In a statement delivered at a meeting of the CIS Council of Heads of Security Agencies and Special Services in Azerbaijan’s capital, Baku, Russian Federal Security Service (FSB) Director Alexander Bortnikov stated on October 11 that the priority goal of terrorists is to seize power in Central Asia’s countries.
First of all, Tajikistan, Uzbekistan and Turkmenistan are prone to the danger, Bortnikov noted.
“These are the countries that international terrorist organizations expect to include in the so-called global caliphate,” the Russian chief security officer was quoted as saying by TASS news agency.
"We are noting the growing role of Al-Qaeda, which together with a local IS affiliate, Wilayat Khorasan (outlawed in Russia), is actively participating in providing training, indoctrination and material and technical support for groups under their control," Bortnikov pointed out.

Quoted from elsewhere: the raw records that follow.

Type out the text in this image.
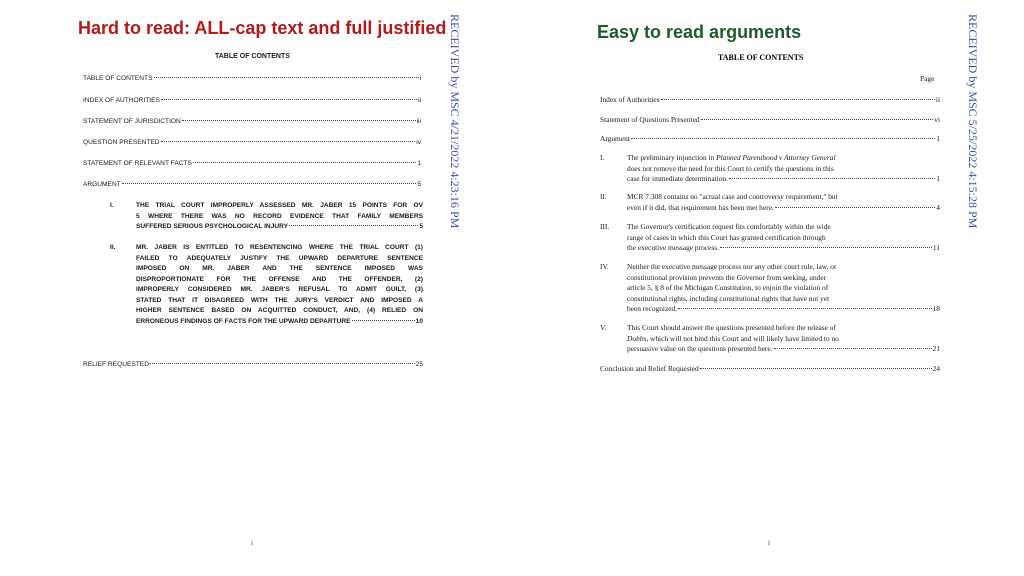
Hard to read: ALL-cap text and full justified RECEIVED by MSC 4/21/2022 4:23:16 PM
TABLE OF CONTENTS
TABLE OF CONTENTS	i
INDEX OF AUTHORITIES	ii
STATEMENT OF JURISDICTION	iii
QUESTION PRESENTED	iv
STATEMENT OF RELEVANT FACTS	1
ARGUMENT	5
I.	THE TRIAL COURT IMPROPERLY ASSESSED MR. JABER 15 POINTS FOR OV
5 WHERE THERE WAS NO RECORD EVIDENCE THAT FAMILY MEMBERS
SUFFERED SERIOUS PSYCHOLOGICAL INJURY	5
II.	MR. JABER IS ENTITLED TO RESENTENCING WHERE THE TRIAL COURT (1)
FAILED TO ADEQUATELY JUSTIFY THE UPWARD DEPARTURE SENTENCE
IMPOSED ON MR. JABER AND THE SENTENCE IMPOSED WAS
DISPROPORTIONATE FOR THE OFFENSE AND THE OFFENDER, (2)
IMPROPERLY CONSIDERED MR. JABER'S REFUSAL TO ADMIT GUILT, (3)
STATED THAT IT DISAGREED WITH THE JURY'S VERDICT AND IMPOSED A
HIGHER SENTENCE BASED ON ACQUITTED CONDUCT, AND, (4) RELIED ON
ERRONEOUS FINDINGS OF FACTS FOR THE UPWARD DEPARTURE	10
RELIEF REQUESTED	25
i
Easy to read arguments	RECEIVED by MSC 5/25/2022 4:15:28 PM
TABLE OF CONTENTS
Page
Index of Authorities	ii
Statement of Questions Presented	vi
Argument	1
I.	The preliminary injunction in Planned Parenthood v Attorney General
does not remove the need for this Court to certify the questions in this
case for immediate determination.	1
II.	MCR 7.308 contains no "actual case and controversy requirement," but
even if it did, that requirement has been met here.	4
III. The Governor's certification request fits comfortably within the wide
range of cases in which this Court has granted certification through
the executive message process.	11
IV. Neither the executive message process nor any other court rule, law, or
constitutional provision prevents the Governor from seeking, under
article 5, § 8 of the Michigan Constitution, to enjoin the violation of
constitutional rights, including constitutional rights that have not yet
been recognized.	18
V.	This Court should answer the questions presented before the release of
Dobbs, which will not bind this Court and will likely have limited to no
persuasive value on the questions presented here.	21
Conclusion and Relief Requested	24
i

According to him, Al Qaeda now has more than 1,500 militants. This terrorist organization is reportedly most active in more than twenty provinces of Afghanistan, mainly in the southeast of the country, and the Nurestan province serves as a transport corridor between Pakistan, Afghanistan and Tajikistan.
“Meanwhile, the number of militants of Wilayat Khorasan active throughout the northern border region and the center of the country reaches 6,500 people,” Bortnikov said.
He, in particular, noted the active role of American and British intelligence services in fomenting a "belt of instability" in Afghanistan near the southern borders of the Commonwealth of Independent States (CIS), where the Al-Qaeda and Islamic State (IS) terrorist groups (outlawed in Russia) are being reinforced.
"The US and British intelligence services are playing the leading role in destabilizing the situation in the vicinity of Afghanistan. The CIA and MI6 are restoring their intelligence presence in a number of Afghanistan’s key provinces. The possibility of re-establishing US bases in the country is being considered," he stressed.
"The main efforts are focused on shaping ‘the belt of instability’ on the CIS’ southern borders. Toward this end, recruitment is underway of militants from international terrorist organizations operating in Iraq, Syria, and a number of other Asian and African countries, as well as their redeployment to Afghanistan’s north. At several training camps, the bandits are trained to use modern weapons, including from the arsenals left behind by the Western coalition, drones, and cutting-edge means of communication and reconnaissance," the FSB chief said.